«Сего июля седьмого числа писали в Троицкой к нам холопем твоим из Черкасского донские казаки, Илья Григорьев и все Войско Донское… А в отписке их написано, что пересоветовав-де они Войском Донским на острову у себя тайно, согласясь с рыковскими и с верховыми казаками, и собрався воинским поведением с ружьем, пришли к куреню вора и изменника проклятого Кондрашки Булавина, чтоб его вора с единомышленниками поймать. И он, вор, видя свою погибель, в курене заперся со своими советниками. И они войском, в курень из пушек и из ружья стреляли и всякими мерами многое число его вора доставали. И он, проклятый, из куреня двух их казаков убил до смерти. И видя он, вор, свою погибель из пистоли убил себя сам до смерти. А советников его проклятых всех переловили и посажали на цепи до твоего, Великого Государя, указу, и поставили крепкие караулы. А тело его проклятого они Войском Донским для уверения посылают в Азов к нам холопем твоим. И июля в восьмой день писал в Азов он же Илья с Войском Донским, и прислали вора Булавина мертвое тело. А по осмотру у того вора голова прострелена знатно из пистоли в левый висок, и от тела его смердит. И мы, холопи твои, велели у того воровского тела отсечь голову, и ту его воровскую голову велели лекарям до твоего Великого Государя указу хранить, а тело его за ногу повешено у рек Каланчи и Дону, где у присланных его воров был бой. Да по сказке донских казаков, которые его воровское тело привезли в Азов, что-де того вора Булавина брат да сын, да пущие его воровские заводчики, Сеньки Драного сын, да атаман Ивашка Гайкин, Мишка Голубятников, Кирюшка Курганов с товарищами пойманы и сидят в Черкасском на цепях».
Петр с войском сторожил шведов в Горках близ Могилева. Донесение азовского губернатора несказанно царя обрадовало. По случаю «окончания злого воровства донских казаков» во всех полках служили благодарственные молебны. Вечером царь устроил пир для ближних сановников и генералов. Меншиков спьяну начал кричать, что-де того вора Кондрашку он бы мог с двумя солдатскими батальонами осилить. Петр, не выносивший бахвальства, дважды изволил огреть любимца палкой и сказал:
– Не пристало после драки кулаками махать в себя пустыми небылицами прославлять. Вор тот был зело силен и опасен!
Артиллерийский салют из восьмидесяти семи пушек прозвучал трижды. В неприятельском лагере строились догадки: что это за праздник у московитов?
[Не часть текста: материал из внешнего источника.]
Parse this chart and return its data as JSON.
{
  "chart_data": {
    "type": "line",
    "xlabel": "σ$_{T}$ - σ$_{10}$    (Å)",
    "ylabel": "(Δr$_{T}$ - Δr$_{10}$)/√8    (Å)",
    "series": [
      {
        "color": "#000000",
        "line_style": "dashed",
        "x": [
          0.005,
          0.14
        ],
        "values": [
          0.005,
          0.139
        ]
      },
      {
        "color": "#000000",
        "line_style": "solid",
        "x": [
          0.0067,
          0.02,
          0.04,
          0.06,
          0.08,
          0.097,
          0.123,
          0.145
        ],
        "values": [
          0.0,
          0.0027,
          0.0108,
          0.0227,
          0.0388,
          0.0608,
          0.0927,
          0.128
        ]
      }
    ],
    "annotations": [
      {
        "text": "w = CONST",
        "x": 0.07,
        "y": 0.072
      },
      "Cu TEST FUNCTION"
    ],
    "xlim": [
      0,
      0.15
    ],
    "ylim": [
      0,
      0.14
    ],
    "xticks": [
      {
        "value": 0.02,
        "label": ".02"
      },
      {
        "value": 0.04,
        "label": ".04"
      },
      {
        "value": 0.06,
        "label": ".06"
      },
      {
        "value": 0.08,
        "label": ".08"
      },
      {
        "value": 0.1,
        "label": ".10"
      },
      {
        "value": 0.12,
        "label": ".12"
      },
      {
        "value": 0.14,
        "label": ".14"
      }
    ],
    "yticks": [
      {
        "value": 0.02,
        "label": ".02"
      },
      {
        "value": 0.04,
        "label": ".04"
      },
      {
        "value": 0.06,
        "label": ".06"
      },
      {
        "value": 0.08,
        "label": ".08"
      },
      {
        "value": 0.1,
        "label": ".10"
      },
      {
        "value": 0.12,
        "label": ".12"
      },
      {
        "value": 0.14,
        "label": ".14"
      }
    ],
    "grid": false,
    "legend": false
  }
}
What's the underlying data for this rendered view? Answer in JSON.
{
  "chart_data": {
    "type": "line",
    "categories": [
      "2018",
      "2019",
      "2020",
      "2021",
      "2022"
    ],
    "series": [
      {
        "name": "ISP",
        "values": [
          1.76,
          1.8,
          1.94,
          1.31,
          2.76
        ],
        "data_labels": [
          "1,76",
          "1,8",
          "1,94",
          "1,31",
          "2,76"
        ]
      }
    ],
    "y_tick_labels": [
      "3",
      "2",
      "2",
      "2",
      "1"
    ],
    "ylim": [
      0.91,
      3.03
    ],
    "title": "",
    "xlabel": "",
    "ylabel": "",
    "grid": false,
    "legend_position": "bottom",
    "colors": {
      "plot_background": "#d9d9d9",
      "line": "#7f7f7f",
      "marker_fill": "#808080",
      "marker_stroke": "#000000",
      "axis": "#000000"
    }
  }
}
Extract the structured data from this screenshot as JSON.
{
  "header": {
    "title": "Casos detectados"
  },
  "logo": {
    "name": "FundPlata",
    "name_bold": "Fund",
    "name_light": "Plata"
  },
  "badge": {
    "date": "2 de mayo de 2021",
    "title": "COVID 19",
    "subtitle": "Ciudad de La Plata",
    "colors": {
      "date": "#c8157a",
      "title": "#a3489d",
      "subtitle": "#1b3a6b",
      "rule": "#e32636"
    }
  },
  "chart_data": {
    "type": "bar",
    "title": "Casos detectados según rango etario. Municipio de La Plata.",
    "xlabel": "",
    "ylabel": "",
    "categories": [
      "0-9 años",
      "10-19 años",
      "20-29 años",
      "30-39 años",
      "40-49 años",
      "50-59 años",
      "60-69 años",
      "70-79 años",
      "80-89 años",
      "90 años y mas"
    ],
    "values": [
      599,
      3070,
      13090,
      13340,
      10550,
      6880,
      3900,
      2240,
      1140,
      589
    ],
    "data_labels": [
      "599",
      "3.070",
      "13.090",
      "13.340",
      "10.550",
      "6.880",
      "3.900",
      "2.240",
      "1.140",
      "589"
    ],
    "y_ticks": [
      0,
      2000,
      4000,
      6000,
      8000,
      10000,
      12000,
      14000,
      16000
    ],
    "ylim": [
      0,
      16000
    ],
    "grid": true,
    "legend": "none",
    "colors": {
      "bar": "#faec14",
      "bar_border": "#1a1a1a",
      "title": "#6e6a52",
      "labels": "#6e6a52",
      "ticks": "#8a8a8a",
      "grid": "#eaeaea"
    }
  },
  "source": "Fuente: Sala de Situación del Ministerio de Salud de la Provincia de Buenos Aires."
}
Никто при этом не предполагал, что столь пышное торжество вызвано известием о самоубийстве мятежного простого донского казака.
VII
Игнату Некрасову удалось собрать в Паньшином и в станице Голубых тысячу казаков, и он намеревался идти в Черкасск, когда получил неожиданную весть о самоубийстве Булавина.
Некрасов немедля едет в Царицын, предлагает атаману Ивану Павлову, соединив силы, наказать за измену низовых донских казаков. «И был у них круг, – доносил один из тайных соглядатаев, – и в кругу Некрасов говорил, чтоб взять из Царицына артиллерию и всеми идти на Дон, а Ивашка говорил, чтоб артиллерии не давать, а с Царицына всем идти плавною по Волге на море. И в том великой у них был спор и подрались, голытьба вступилась за Ивашку Павлова и приезжих с Некрасовым многих били и пограбили».